The context is the following: I am performing some calculations on long integers in Montgomery form, and I need to know their parity without converting them back to normal form (which is slow). An integer $x \in [0; m)$ in Montgomery form is $x^\prime = (x R)\ \mathrm{mod}\ m$, where $m$ is an odd modulus, and $R = 2^k$. I wonder if there's a computationally easy way to find out $x\ \mathrm{mod}\ 2$ given only $x^\prime$
(To be more specific, I need to calculate $(a x + b y)/ 2\ \mathrm{mod}\ m$, where $a$ and $b$ are small integers, and $x$ and $y$ are long integers for which I only have their Montgomery form $x^\prime$ and $y^\prime$ - so I need to know the parity of $x$ and $y$ to apply corrections by 1. Or perhaps there's an easier way to do it?)
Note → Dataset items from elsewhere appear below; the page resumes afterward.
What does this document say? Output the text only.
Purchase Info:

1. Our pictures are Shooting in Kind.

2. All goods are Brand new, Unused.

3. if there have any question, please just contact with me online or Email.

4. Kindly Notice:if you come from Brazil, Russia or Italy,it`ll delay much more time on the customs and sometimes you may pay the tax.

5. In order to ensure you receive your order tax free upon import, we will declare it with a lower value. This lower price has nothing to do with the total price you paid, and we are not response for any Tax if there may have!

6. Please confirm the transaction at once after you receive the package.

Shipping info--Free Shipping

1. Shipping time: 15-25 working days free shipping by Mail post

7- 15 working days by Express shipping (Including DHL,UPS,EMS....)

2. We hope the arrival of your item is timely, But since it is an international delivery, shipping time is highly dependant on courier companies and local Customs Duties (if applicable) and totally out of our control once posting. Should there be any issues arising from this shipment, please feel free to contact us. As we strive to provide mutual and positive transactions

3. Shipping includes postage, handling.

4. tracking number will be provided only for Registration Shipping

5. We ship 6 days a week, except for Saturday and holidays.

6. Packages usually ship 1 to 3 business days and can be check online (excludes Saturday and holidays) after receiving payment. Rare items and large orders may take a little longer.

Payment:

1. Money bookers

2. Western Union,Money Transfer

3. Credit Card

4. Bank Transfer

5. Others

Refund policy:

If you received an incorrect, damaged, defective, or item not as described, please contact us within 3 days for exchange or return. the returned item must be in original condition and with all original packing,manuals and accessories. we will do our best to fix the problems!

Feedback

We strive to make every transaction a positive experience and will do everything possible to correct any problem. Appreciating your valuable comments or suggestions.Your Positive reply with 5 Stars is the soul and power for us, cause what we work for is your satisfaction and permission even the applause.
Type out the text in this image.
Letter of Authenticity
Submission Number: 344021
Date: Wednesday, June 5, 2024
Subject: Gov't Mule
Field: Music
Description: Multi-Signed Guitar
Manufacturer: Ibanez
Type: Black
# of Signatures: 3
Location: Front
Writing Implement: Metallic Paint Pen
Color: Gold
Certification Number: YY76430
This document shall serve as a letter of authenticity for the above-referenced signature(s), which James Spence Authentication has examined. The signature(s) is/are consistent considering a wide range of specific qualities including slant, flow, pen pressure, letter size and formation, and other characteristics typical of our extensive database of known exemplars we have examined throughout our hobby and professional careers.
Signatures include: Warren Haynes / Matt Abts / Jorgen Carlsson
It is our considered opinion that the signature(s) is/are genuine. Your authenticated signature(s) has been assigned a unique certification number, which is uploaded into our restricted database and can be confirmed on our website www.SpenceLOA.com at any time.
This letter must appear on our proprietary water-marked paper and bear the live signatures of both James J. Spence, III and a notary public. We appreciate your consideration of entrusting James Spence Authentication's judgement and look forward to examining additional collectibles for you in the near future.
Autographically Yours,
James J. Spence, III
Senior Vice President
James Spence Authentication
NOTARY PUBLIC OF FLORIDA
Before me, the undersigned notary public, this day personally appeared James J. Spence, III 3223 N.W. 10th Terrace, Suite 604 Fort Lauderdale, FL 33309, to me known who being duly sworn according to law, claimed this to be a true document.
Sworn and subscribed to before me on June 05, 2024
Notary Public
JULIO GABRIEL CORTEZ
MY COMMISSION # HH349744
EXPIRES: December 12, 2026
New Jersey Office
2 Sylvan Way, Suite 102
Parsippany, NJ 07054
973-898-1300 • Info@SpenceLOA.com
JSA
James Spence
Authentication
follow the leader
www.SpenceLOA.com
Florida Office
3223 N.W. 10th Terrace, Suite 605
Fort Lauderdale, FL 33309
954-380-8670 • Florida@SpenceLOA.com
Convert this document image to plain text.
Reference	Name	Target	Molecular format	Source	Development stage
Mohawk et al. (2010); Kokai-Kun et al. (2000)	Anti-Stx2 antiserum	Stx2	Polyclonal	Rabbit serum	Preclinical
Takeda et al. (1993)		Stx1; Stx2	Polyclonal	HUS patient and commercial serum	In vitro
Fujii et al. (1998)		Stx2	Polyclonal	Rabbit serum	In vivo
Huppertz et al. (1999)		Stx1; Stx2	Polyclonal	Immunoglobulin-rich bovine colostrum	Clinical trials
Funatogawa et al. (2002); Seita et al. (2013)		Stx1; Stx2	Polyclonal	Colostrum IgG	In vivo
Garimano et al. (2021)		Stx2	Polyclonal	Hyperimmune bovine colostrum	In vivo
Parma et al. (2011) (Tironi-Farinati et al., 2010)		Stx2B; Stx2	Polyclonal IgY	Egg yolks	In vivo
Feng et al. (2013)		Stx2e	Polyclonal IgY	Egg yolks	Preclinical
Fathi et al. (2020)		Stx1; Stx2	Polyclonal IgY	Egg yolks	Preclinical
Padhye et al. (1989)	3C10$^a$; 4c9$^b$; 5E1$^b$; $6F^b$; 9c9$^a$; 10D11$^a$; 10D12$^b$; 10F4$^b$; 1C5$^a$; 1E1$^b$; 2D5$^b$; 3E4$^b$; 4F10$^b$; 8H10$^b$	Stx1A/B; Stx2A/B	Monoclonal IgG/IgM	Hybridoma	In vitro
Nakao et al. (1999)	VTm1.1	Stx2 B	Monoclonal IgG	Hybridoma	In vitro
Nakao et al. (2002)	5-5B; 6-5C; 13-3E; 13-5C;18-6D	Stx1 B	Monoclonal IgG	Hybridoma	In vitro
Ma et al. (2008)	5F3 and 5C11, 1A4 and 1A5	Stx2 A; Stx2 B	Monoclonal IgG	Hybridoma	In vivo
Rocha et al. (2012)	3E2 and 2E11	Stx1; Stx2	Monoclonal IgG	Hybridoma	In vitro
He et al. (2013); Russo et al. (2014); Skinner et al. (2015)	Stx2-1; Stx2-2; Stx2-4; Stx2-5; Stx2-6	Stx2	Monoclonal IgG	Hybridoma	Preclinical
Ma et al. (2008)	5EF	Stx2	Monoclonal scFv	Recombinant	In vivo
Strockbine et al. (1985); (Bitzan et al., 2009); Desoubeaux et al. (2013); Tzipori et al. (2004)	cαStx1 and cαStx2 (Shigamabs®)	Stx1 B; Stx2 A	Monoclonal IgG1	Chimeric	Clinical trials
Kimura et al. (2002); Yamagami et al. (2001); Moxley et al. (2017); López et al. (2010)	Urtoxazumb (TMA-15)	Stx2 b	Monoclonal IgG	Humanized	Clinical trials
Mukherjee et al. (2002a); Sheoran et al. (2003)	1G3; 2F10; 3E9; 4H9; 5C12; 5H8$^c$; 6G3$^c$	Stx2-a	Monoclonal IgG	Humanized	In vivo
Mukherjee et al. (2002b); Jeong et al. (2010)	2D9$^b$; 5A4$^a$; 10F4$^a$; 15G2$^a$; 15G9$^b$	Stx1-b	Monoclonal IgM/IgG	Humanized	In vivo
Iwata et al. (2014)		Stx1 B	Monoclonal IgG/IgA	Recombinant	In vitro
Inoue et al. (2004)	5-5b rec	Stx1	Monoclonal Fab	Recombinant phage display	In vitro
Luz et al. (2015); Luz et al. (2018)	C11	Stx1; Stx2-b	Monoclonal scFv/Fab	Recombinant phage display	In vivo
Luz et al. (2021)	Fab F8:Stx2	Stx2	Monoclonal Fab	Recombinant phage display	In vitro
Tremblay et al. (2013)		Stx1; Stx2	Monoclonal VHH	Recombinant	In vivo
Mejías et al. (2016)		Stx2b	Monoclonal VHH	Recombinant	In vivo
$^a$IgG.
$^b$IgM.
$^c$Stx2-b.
You can calculate $\ \left(\frac{ax+by}{2}\right) \mod{m} $ from $\ a,b,x',y'\ $ and $\ m\ $ without needing to find the parities of $\ x\ $ and $\ y\ $. You already have $$ R(ax+by)\equiv ax'+by'\mod m $$ and $$ 2\left(\frac{m+1}{2}\right)\equiv1\mod m\ . $$ Therefore \begin{align} \left(\frac{ax+by}{2}\right)&\equiv\left(\frac{m+1}{2}\right)^{k+1}R(ax+by)\mod m\\ &\equiv\left(\frac{m+1}{2}\right)^{k+1}(ax'+by')\mod m\ . \end{align} If multiplication $\ \mod m\ $ is computationally easy, then the square and multiply algorithm makes the calculation of $\ \left(\frac{m+1}{2}\right)^{k+1}\ $ easy for any likely value of $\ k\ $.